Fighting back such mis- and disinformation can include both working with – or, in some cases, fighting – the big technology companies behind those platforms, he said.

Rather than banning certain types of speech, “what we can do is force genuine transparency from these companies, of their algorithm, of their content enforcement policies,” Ahmed said. “We need meaningful accountability – better equipped bodies that can hold them responsible.”

He also called for legal reforms to the U.S. law known as “Section 230” to make it easier to hold tech companies accountable for user-provided content on their platforms. 
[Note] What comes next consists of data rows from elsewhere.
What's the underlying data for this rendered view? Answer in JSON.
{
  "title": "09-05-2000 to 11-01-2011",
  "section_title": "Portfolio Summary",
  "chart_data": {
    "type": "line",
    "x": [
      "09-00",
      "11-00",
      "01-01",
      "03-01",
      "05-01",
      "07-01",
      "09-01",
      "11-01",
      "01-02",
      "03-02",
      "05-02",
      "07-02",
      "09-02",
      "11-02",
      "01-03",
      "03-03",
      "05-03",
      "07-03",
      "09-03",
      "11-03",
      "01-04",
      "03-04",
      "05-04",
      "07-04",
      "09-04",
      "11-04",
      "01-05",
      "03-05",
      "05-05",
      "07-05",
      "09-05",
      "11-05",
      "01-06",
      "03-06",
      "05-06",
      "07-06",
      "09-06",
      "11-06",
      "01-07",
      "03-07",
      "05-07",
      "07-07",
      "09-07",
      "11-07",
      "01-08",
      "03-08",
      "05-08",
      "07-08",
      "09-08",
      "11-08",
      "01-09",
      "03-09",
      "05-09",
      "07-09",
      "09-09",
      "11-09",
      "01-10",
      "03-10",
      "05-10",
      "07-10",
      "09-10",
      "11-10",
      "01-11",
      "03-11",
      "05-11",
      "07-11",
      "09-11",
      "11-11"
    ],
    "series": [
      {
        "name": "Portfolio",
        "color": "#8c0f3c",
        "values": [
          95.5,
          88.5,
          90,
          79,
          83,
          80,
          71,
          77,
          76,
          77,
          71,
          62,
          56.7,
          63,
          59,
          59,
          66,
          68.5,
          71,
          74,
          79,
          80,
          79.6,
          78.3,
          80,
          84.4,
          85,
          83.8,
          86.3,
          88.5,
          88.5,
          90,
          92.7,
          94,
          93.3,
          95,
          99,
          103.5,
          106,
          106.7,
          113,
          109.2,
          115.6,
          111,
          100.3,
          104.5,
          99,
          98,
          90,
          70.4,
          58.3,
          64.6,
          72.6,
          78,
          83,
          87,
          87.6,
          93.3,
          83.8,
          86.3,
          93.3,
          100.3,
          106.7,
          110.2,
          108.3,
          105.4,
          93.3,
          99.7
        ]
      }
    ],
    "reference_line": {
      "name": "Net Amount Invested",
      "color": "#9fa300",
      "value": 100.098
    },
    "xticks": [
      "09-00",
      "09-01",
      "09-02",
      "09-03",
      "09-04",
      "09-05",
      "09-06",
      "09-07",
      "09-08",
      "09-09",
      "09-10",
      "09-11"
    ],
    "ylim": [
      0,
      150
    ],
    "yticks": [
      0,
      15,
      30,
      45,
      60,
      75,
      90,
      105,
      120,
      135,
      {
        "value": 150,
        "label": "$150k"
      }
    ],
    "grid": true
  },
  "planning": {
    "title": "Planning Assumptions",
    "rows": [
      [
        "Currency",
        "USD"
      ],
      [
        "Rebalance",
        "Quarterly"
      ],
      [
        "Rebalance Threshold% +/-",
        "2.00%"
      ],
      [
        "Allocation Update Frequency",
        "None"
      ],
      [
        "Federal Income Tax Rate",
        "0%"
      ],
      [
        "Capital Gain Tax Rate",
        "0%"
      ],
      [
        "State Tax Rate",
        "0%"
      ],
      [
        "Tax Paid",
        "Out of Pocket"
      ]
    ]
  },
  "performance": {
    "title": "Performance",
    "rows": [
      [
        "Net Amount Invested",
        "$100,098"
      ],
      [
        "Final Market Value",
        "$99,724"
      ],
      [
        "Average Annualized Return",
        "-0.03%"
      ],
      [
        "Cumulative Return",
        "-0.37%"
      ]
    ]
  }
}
Other frontline resources to fight back include groups such as Full Fact, a UK-based independent fact-checking charity where Babakar served as deputy CEO before joining Google. Full Fact uses AI technologies to scale up the work of automated fact checking. 

Tools like that underscore the power of technology to do good, which also got attention Thursday at a separate panel on how artificial intelligence and large language models can be used positively. The discussion featured presentations from four nonprofits that use data and technology to improve lives around the world.

Rikin Gandhi, CEO of Digital Green, explained how one of its products, an AI-powered chatbot called Farmer.chat, allows farmers to ask conversational questions in their local language. It’s intended to improve agriculture practices while encouraging gender equity and overcoming digital literacy barriers.

Debbie Rogers, CEO of Reach Digital Health, detailed her nonprofit’s efforts to improve health care across sub-Saharan Africa. Reach Digital Health does that in part by using an AI-powered diagnostic health engine to help users address health concerns. Nonprofits may not have the financial resources of big tech companies, she said, but they can still use AI and related tools to improve their offerings. 

Skoll Awards for Social Innovation

One nonprofit working to fight disinformation was among four honored Thursday as winners of the Skoll Award for Social Innovation. The annual prize honors groups and individuals that lead transformational social change worldwide.  

The Skoll Foundation awards each winner $2 million and support in scaling up their work and increasing their impact. The winners “show us what’s possible when we harness creativity and innovation, and support the ambition to bring big solutions to scale,” said Marla Blow, president and COO of the foundation.

This year’s winners are:

  • IllumiNative, a U.S. non-profit that works to improve representation in the media of Native American people to ensure Native stories are authentically told, to re-educate Americans, and to mobilize support for Native issues.
  • Kenya’s Food for Education, which feeds children at schools across the country while supporting local farmers, and has plans to expand across Africa.
  • Meedan, a U.S. technology non-profit that develops tools to help news organizations collaborate and verify information with the goal of halting the spread of disinformation.
  • India’s SaveLIFE Foundation, which works to reduce motor vehicle fatalities across India through a systems-based approach that improves road safety while also boosting access to emergency care. 

The Skoll World Forum wraps up on Friday with a closing plenary session that features Amal and George Clooney as speakers.